Recently, the effect of fertility on parents' happiness has garnered much attention in scientific papers as well as in the media.
One stream of research has investigated how life satisfaction of mothers and fathers evolves around the time of family formation and in the first years thereafter. Most recent studies employing advanced methods have found a bell-shaped pattern with life satisfaction increasing in anticipation, peaking immediately after childbirth and adapting to the baseline level of satisfaction. This finding is well in line with the notion of hedonic adaptation in life satisfaction.
An alternative, or additional, explanation relates to possible time-varying costs and benefits of children. We conceptualize overall life satisfaction as a compound measure of utility that can be disaggregated into domain-specific components, or intermediate goals, like stimulus, comfort, status, behavioral confirmation, or affection. Intermediate goals are “produced”, involving time and other means and may be substituted in order to maximize overall well-being. This leads us to expect permanent (time) cost of parenthood that are offset by the utility derived from children.

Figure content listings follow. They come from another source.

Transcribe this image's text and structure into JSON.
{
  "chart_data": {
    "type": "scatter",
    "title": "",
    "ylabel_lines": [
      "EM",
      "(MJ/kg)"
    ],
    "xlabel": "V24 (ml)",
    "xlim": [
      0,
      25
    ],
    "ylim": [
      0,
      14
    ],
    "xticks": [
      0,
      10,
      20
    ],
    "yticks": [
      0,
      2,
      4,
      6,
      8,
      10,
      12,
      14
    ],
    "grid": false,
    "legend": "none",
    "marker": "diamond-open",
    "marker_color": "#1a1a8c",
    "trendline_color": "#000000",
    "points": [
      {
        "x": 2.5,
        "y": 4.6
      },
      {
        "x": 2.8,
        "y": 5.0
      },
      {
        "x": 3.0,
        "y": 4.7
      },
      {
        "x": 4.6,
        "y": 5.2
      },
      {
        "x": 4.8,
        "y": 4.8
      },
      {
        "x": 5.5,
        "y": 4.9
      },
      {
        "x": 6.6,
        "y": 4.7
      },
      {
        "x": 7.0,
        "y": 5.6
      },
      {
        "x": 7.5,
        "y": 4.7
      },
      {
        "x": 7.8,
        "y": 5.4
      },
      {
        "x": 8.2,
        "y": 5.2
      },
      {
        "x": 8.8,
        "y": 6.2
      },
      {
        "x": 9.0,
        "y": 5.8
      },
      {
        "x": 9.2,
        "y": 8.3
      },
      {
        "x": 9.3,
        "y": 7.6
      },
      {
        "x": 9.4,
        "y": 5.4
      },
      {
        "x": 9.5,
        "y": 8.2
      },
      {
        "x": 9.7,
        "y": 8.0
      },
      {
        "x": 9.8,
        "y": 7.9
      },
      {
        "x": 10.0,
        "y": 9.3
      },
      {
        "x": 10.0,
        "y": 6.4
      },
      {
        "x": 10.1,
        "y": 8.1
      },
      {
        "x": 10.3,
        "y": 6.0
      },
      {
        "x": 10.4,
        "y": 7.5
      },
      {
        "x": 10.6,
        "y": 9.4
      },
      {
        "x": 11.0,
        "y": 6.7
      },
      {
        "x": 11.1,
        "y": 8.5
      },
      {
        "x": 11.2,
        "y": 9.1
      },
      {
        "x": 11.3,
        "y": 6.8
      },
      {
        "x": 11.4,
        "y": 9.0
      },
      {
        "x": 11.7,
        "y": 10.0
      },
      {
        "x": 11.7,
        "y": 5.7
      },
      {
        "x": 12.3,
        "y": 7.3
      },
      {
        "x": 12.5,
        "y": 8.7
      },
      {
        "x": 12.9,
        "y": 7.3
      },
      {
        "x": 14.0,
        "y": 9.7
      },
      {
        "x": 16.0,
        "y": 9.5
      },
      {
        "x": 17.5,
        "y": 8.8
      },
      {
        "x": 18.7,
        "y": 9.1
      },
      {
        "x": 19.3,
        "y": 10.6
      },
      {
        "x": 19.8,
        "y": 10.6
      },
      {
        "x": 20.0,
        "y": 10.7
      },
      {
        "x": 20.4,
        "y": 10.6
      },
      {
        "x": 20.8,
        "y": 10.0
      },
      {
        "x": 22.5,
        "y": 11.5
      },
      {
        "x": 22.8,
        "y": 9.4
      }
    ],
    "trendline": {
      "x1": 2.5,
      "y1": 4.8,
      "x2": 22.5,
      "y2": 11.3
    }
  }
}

Using data from 10 waves of the German Family Panel (pairfam) and employing distributed fixed-effects models, we estimate the time-varying total effect of family formation on parents' life satisfaction as well as the indirect effects operating via interrelated mediating mechanisms. These comprise measures on health, stress and fatigue, relationship quality, social and leisure activities, working hours and income, including compensations and allowances.
We find evidence for both, hedonic adaptation with respect to overall life satisfaction as well as endogenous shifts in the sources of well-being. In the short term, particularly women profit from becoming a mother. But they also face high (opportunity) costs – mainly as labour, leisure, social contacts, and the relationship to the partner become less satisfying upon motherhood. For fathers, this is less pronounced as their labour supply is hardly affected. In the long run, both partners adapt to their baseline levels of life satisfaction. However, they face a significant and permanent drop in well-being generated in the considered domains, indicating a permanent gain in utility from children.
The project is conducted in cooperation with Gerrit Bauer and Josef Brüderl (LMU Munich). It has been presented at several international conferences and is close to completion with the final data analysis done and a manuscript in preparation.